# The Normal Distribution

Contents

## Summary

• The normal distribution has a bell shaped curve
• It is symmetric about the mean
• Each normal distribution is affected by the either the mean( $\mu$) or standard deviation( $\sigma$)
• The total area under the normal curve is equal to 1
• To find the normal distribution we use the following formula: $z\quad =\quad \frac { x\quad -\quad \mu }{ \sigma }$

The normal distribution is a theoretical distribution of values. You will already be familiar with its bell shaped curve(shown below).

The normal distribution has many characteristics such as its single peak, most of the data value occurs near the mean, thus a single peak is produced in the middle. Secondly, it is symmetric about the mean. That is, the distributions of values to the right and left of the mean are mirror images, which shows that the distribution, lastly, tapering. Meaning, the further you get from the mean the fewer data is represented thus, it can be said that the distribution tapers out in both direction.

The graph below shows the probability density function of normal distribution. Normal distribution is affected by various factors. That is, whenever there are several different factors, affecting the outcome. We tend to produce a graph like normal distribution.

Moreover, each normal distribution is affected by the either the mean( $\mu$) or standard deviation( $\sigma$). $N(\mu ,\quad { \sigma }^{ 2 })$.

In normal distribution, mean is also considered the median as it tells us the midpoint of the graph. As it is shown in the graph below, the line of symmetry. In order to find the normal distribution we use the following formula: $z\quad =\quad \frac { x\quad -\quad \mu }{ \sigma }$

#### Example #1

The average on a statistics test was 78 with a standard deviation of 8. If the test results are normally distributed, find the probability that a student receives a test score less than 90.

Step 1

We know that average is also known as mean. So our mean is 78 and are standard deviation is 8. We also know that 90 is more than the mean, so it will be drawn to the right of the mean. We will now draw our normal distribution curve. And find the value of the shaded region. Step 2

We will now, put both the values in the formula. To find the normal distribution of P(X < 90) $z\quad =\quad \frac { x\quad -\quad \mu }{ \sigma } \quad =\quad \frac { 90\quad -\quad 78 }{ 8 } \quad =\quad 1.5$

Step 3

We will check the value P(X < 90) = P(X < 1.5) from our z score table, under 1.5 and get the answer 0.9332.

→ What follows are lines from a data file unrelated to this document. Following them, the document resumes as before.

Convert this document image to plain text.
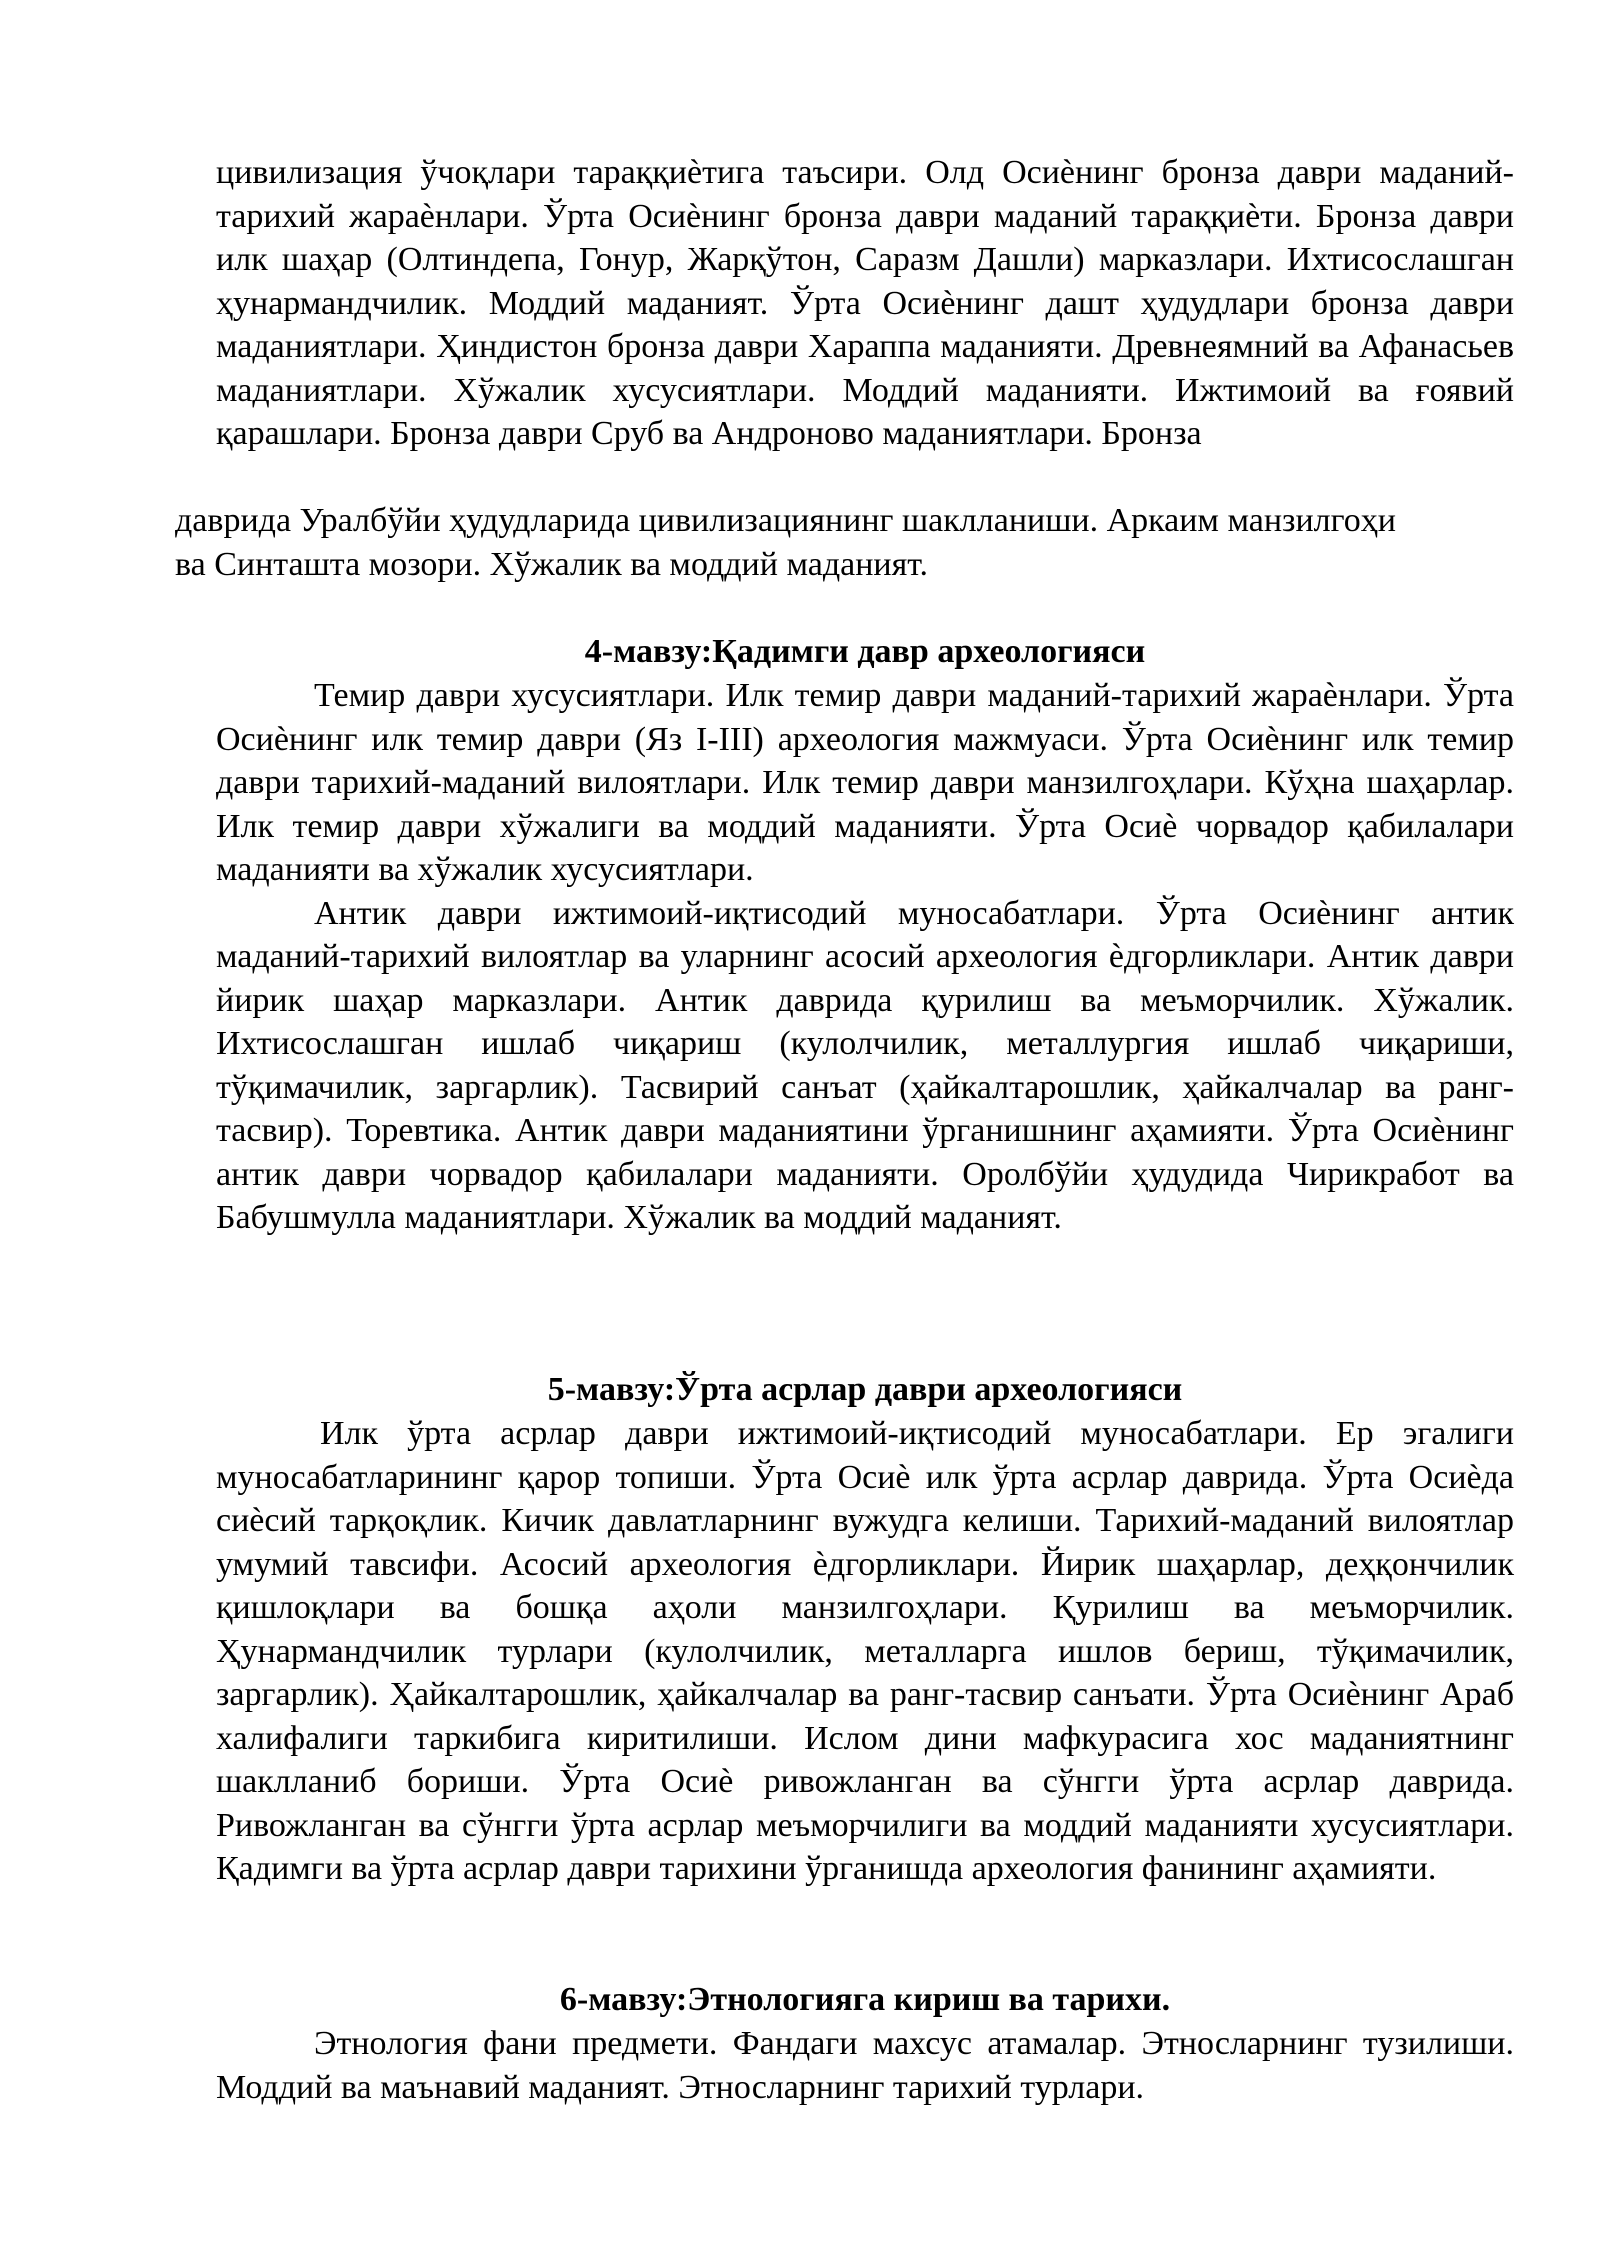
цивилизация ўчоқлари тараққиѐтига таъсири. Олд Осиѐнинг бронза даври маданий-тарихий жараѐнлари. Ўрта Осиѐнинг бронза даври маданий тараққиѐти. Бронза даври илк шаҳар (Олтиндепа, Гонур, Жарқўтон, Саразм Дашли) марказлари. Ихтисослашган ҳунармандчилик. Моддий маданият. Ўрта Осиѐнинг дашт ҳудудлари бронза даври маданиятлари. Ҳиндистон бронза даври Хараппа маданияти. Древнеямний ва Афанасьев маданиятлари. Хўжалик хусусиятлари. Моддий маданияти. Ижтимоий ва ғоявий қарашлари. Бронза даври Сруб ва Андроново маданиятлари. Бронза

даврида Уралбўйи ҳудудларида цивилизациянинг шаклланиши. Аркаим манзилгоҳи

ва Синташта мозори. Хўжалик ва моддий маданият.

4-мавзу:Қадимги давр археологияси

Темир даври хусусиятлари. Илк темир даври маданий-тарихий жараѐнлари. Ўрта Осиѐнинг илк темир даври (Яз I-III) археология мажмуаси. Ўрта Осиѐнинг илк темир даври тарихий-маданий вилоятлари. Илк темир даври манзилгоҳлари. Кўҳна шаҳарлар. Илк темир даври хўжалиги ва моддий маданияти. Ўрта Осиѐ чорвадор қабилалари маданияти ва хўжалик хусусиятлари.

Антик даври ижтимоий-иқтисодий муносабатлари. Ўрта Осиѐнинг антик маданий-тарихий вилоятлар ва уларнинг асосий археология ѐдгорликлари. Антик даври йирик шаҳар марказлари. Антик даврида қурилиш ва меъморчилик. Хўжалик. Ихтисослашган ишлаб чиқариш (кулолчилик, металлургия ишлаб чиқариши, тўқимачилик, заргарлик). Тасвирий санъат (ҳайкалтарошлик, ҳайкалчалар ва ранг-тасвир). Торевтика. Антик даври маданиятини ўрганишнинг аҳамияти. Ўрта Осиѐнинг антик даври чорвадор қабилалари маданияти. Оролбўйи ҳудудида Чирикработ ва Бабушмулла маданиятлари. Хўжалик ва моддий маданият.

5-мавзу:Ўрта асрлар даври археологияси

Илк ўрта асрлар даври ижтимоий-иқтисодий муносабатлари. Ер эгалиги муносабатларининг қарор топиши. Ўрта Осиѐ илк ўрта асрлар даврида. Ўрта Осиѐда сиѐсий тарқоқлик. Кичик давлатларнинг вужудга келиши. Тарихий-маданий вилоятлар умумий тавсифи. Асосий археология ѐдгорликлари. Йирик шаҳарлар, деҳқончилик қишлоқлари ва бошқа аҳоли манзилгоҳлари. Қурилиш ва меъморчилик. Ҳунармандчилик турлари (кулолчилик, металларга ишлов бериш, тўқимачилик, заргарлик). Ҳайкалтарошлик, ҳайкалчалар ва ранг-тасвир санъати. Ўрта Осиѐнинг Араб халифалиги таркибига киритилиши. Ислом дини мафкурасига хос маданиятнинг шаклланиб бориши. Ўрта Осиѐ ривожланган ва сўнгги ўрта асрлар даврида. Ривожланган ва сўнгги ўрта асрлар меъморчилиги ва моддий маданияти хусусиятлари. Қадимги ва ўрта асрлар даври тарихини ўрганишда археология фанининг аҳамияти.

6-мавзу:Этнологияга кириш ва тарихи.

Этнология фани предмети. Фандаги махсус атамалар. Этносларнинг тузилиши. Моддий ва маънавий маданият. Этносларнинг тарихий турлари.
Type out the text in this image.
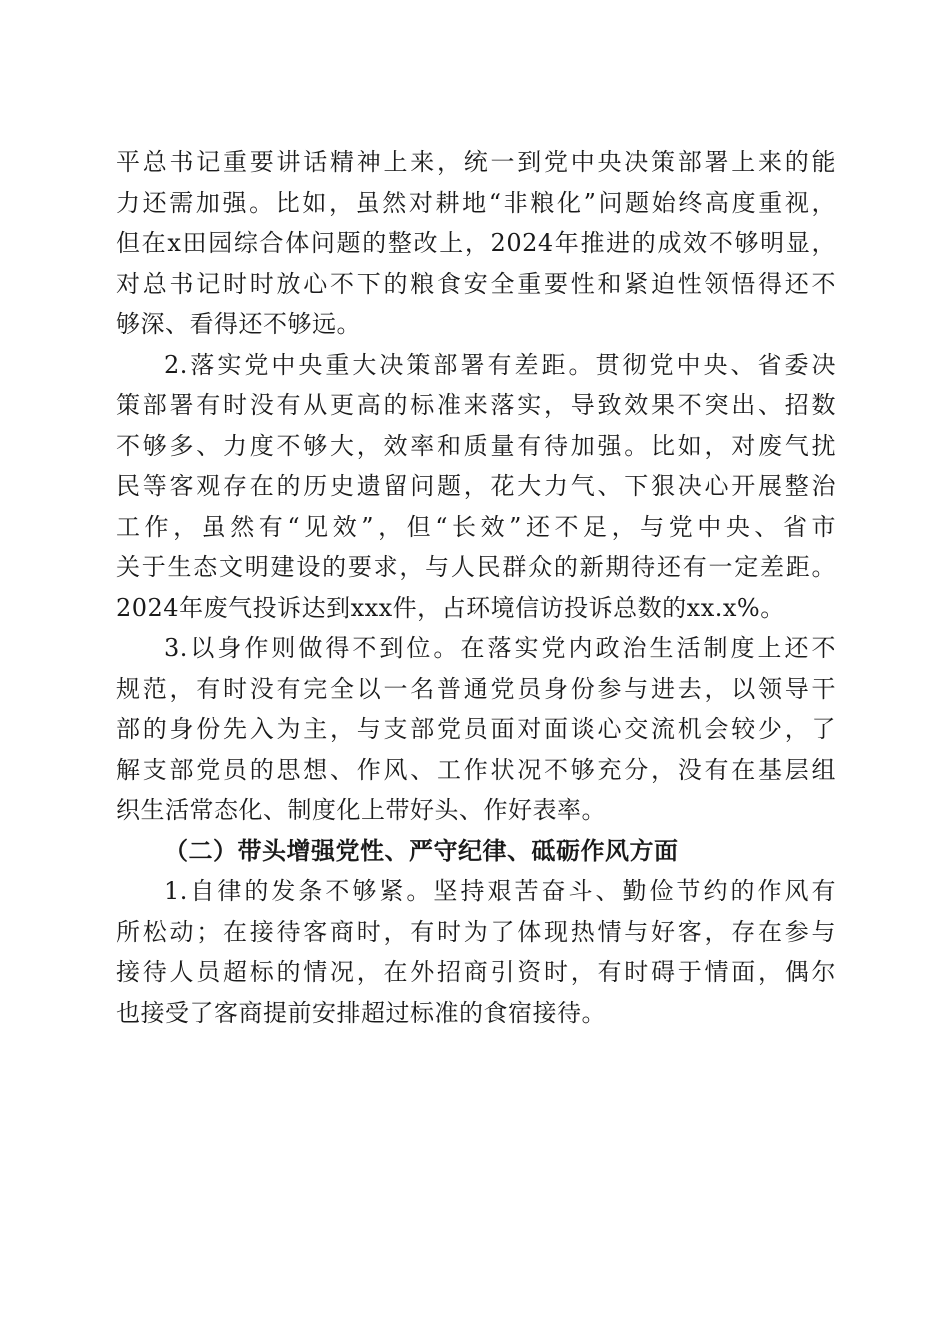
平总书记重要讲话精神上来，统一到党中央决策部署上来的能
力还需加强。比如，虽然对耕地“非粮化”问题始终高度重视，
但在x田园综合体问题的整改上，2024年推进的成效不够明显，
对总书记时时放心不下的粮食安全重要性和紧迫性领悟得还不
够深、看得还不够远。
2.落实党中央重大决策部署有差距。贯彻党中央、省委决
策部署有时没有从更高的标准来落实，导致效果不突出、招数
不够多、力度不够大，效率和质量有待加强。比如，对废气扰
民等客观存在的历史遗留问题，花大力气、下狠决心开展整治
工作，虽然有“见效”，但“长效”还不足，与党中央、省市
关于生态文明建设的要求，与人民群众的新期待还有一定差距。
2024年废气投诉达到xxx件，占环境信访投诉总数的xx.x%。
3.以身作则做得不到位。在落实党内政治生活制度上还不
规范，有时没有完全以一名普通党员身份参与进去，以领导干
部的身份先入为主，与支部党员面对面谈心交流机会较少，了
解支部党员的思想、作风、工作状况不够充分，没有在基层组
织生活常态化、制度化上带好头、作好表率。
（二）带头增强党性、严守纪律、砥砺作风方面
1.自律的发条不够紧。坚持艰苦奋斗、勤俭节约的作风有
所松动；在接待客商时，有时为了体现热情与好客，存在参与
接待人员超标的情况，在外招商引资时，有时碍于情面，偶尔
也接受了客商提前安排超过标准的食宿接待。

We can thus conclude our answer by saying, the probability that a student receives a test score less than 90 is 0.9332.

#### Example #2

The average height of 120 students of class 8 in a school is 150cm and the standard deviation is 10cm. Assuming that the height is normally distributed, determine how many students are more than 170cm and less than 12 cm.

Step 1

In this problem the data given to us is as follows:

mean = μ = 150

standard deviation = σ = 10

We will first draw our normal distribution graph. Just like we did in the previous example. Since, we are looking for a value greater the 170 cm thus our graph will look like above, and we will subtract 1 from the final answer to get the value of greater than 170 cm.

Step 2

We will plug in the values in the formula.

The z score for 170cm would be: $z\quad =\quad \frac { x\quad -\quad \mu }{ \sigma } \quad =\quad \frac { 170\quad -\quad 150 }{ 10 } \quad =\quad 2$

Step 3

From the z score table we find that:

P(z ≥ 2)

= 1−0.977251

= 0.02275

Thus the number of students having height more than 170cm can be expected to be:

0.02275×120 = 2.73

≈ 3 students

b) The z score for 125cm is: $z\quad =\quad \frac { x\quad -\quad \mu }{ \sigma } \quad =\quad \frac { 125\quad -\quad 150 }{ 10 } \quad =\quad -2.5$

From the normal distribution z score table we find that the P value for z = −2.5 is:

P(z ≤ −2.5) = 0.00621

Thus the number of students having height less than 125 cm would be:

0.00621 × 120 = 0.7452

≈1

So we cannot expect more than 1 student to have a height less than 125 cm.